I stripped my clothes off and stuffed them into one of the lockers lining the walls. Then I walked into a second room, where a young nurse sat behind a desk. I had a nodding acquaintance with her outside the lab, having seen her walking her large dog, and was embarrassed at first to appear before her naked. But she always maintained a businesslike air as she wordlessly stuck a thermometer under my armpit and examined every inch of my body, including my teeth and gums. Any sign of bleeding from a cut or bruise, even from a nick while shaving, was grounds for barring further entry.
The buzz of the ventilators grew louder as I passed through the next rooms, picking up the separate items of my anti-plague suit: white socks and long johns, hood and cotton smock, respirator, goggles, boots, and gloves. The entire procedure was reversed on the way out, although the gloves were always the last to come off. Even with long practice, I never managed to complete the process in under fifteen minutes. That night, I was faster than usual.
Nazil was waiting for me inside Zone Two.
As we walked together down the corridors, he told me what had happened.

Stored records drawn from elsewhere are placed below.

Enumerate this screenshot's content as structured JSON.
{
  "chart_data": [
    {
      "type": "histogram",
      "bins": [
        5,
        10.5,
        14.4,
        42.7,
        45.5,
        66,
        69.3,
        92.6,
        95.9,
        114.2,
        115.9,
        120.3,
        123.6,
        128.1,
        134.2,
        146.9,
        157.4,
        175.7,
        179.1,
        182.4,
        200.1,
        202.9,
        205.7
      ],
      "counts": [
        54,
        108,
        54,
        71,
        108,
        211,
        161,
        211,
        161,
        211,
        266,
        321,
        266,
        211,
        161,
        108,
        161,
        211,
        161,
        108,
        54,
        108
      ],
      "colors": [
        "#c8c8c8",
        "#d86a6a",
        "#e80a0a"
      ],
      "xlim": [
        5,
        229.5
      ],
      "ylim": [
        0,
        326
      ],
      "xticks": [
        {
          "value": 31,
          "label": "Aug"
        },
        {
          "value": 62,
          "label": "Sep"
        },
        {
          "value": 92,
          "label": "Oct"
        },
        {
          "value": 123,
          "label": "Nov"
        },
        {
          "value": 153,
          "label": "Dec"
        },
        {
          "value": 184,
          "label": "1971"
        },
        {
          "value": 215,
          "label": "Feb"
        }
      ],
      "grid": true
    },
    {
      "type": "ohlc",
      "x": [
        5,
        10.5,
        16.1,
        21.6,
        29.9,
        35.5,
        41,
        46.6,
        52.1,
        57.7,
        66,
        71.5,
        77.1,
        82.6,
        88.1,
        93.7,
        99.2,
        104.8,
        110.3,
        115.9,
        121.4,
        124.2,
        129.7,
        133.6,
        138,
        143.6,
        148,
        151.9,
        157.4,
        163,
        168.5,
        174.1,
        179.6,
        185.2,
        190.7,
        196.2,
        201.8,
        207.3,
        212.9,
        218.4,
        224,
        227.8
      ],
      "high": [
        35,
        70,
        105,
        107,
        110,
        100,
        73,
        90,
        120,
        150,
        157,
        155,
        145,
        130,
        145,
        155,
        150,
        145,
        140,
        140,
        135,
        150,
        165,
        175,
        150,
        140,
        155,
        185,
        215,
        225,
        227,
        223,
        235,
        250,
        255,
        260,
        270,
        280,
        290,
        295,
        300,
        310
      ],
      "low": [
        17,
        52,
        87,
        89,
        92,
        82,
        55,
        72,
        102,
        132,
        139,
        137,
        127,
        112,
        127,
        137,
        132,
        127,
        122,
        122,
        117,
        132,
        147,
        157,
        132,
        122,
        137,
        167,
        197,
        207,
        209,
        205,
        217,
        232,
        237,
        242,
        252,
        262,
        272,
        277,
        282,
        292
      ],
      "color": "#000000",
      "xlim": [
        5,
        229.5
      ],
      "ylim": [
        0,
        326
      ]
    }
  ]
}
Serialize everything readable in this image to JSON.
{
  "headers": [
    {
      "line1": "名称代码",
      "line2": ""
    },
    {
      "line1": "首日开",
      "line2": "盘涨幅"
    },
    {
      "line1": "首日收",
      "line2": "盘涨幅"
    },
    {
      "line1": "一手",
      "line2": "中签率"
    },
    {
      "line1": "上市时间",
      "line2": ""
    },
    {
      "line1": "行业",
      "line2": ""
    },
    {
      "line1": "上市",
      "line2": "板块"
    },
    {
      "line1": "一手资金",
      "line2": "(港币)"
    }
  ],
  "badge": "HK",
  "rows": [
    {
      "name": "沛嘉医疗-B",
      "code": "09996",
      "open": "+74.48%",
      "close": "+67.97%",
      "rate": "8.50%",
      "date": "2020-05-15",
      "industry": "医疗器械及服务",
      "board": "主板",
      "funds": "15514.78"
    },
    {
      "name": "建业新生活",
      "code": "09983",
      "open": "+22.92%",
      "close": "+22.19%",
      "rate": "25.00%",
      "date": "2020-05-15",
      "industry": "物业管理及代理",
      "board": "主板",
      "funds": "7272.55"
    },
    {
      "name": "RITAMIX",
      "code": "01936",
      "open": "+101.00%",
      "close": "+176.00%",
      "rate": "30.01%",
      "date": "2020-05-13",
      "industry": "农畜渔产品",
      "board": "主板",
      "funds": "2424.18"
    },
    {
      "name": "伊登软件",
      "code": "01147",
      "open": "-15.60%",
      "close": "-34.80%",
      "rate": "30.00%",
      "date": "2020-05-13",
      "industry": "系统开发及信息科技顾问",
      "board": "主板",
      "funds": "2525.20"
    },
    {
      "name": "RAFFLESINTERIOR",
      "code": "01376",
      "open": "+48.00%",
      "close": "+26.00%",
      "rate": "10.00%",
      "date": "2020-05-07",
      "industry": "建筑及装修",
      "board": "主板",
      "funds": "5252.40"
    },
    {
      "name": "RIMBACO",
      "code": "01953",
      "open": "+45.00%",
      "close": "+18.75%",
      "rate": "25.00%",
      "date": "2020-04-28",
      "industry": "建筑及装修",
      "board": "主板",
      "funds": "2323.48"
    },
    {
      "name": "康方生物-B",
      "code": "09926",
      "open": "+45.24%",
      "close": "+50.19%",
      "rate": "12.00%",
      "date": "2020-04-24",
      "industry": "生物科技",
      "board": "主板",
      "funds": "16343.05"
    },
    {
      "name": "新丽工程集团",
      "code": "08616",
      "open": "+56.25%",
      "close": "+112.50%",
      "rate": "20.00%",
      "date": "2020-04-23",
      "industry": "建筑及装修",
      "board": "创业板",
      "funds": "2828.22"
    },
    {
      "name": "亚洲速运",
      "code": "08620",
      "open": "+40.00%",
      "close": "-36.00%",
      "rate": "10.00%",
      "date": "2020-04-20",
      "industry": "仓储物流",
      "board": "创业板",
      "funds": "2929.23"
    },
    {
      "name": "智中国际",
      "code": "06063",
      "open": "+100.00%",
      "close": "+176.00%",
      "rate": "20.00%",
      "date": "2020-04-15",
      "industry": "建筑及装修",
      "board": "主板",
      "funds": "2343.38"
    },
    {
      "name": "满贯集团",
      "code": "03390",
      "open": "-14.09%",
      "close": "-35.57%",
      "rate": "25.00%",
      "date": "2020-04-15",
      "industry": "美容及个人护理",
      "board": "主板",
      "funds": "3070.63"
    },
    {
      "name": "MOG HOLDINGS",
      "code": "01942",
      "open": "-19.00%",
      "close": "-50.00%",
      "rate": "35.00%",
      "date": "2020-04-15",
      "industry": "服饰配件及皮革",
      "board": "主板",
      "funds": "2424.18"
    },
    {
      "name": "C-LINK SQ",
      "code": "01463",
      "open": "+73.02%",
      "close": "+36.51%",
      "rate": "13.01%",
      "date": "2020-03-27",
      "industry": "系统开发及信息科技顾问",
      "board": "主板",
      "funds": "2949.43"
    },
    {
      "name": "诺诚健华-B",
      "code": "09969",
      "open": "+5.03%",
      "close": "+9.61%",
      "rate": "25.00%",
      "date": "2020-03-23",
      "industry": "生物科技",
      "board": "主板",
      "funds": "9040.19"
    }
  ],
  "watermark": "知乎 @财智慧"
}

The air pressure in the pipeline feeding one of the tularemia rooms had begun to drop precipitously. A technician had been working there an hour or so before, but she had gone home. She may have forgotten to reset the valves.
Nazil was anxious to get back to work before his shift ended. It was 11:00 P.M. He brought me to the room where the drop in pressure had been reported and hesitated at the door.
"Don't worry," I said. "Go back to your lab. I'm sure I can handle this."
Mollified, he set off down the corridor. I opened the door and took a few steps inside. It was pitch black. I reached back, groping in the darkness for the light switch. When I finally hit the switch and looked down, I found I was standing in a puddle of liquid tularemia.
It was milky brown — the highest possible concentration. The puddle at my feet was only a few centimeters deep, but there was enough tularemia on the floor to infect the entire population of the Soviet Union.
I called for Nazil, frozen in place, and heard him rustling toward me down the hall.
I was only two feet or so from the doorway, but I was trapped. If I tried to back out I would bring the disease with me into the corridor — and, potentially, into the rest of the zone.
Keeping my voice as calm as possible, I told Nazil to bring disinfectant quickly — anything he could find. I reached my gloved hand behind me and grabbed the bottle of hydrogen peroxide he handed through the partly open door.
I poured the solution over my boots. He handed me more bottles as I moved backward, tiny step by tiny step, pouring all the time.
By the time I was out of the room, three military scientists working in other parts of the zone had rushed to the scene, alerted by the commotion. The change in air pressure must have caused the culture to escape through the filter system. I closed the door and told them to disinfect everything I had touched, as well as the room itself.
I went back through the sanitary passageway, eased off my boots and protective suit, took a disinfecting shower, and submitted myself to a quick checkup by the nurse. She assured me that I was fine.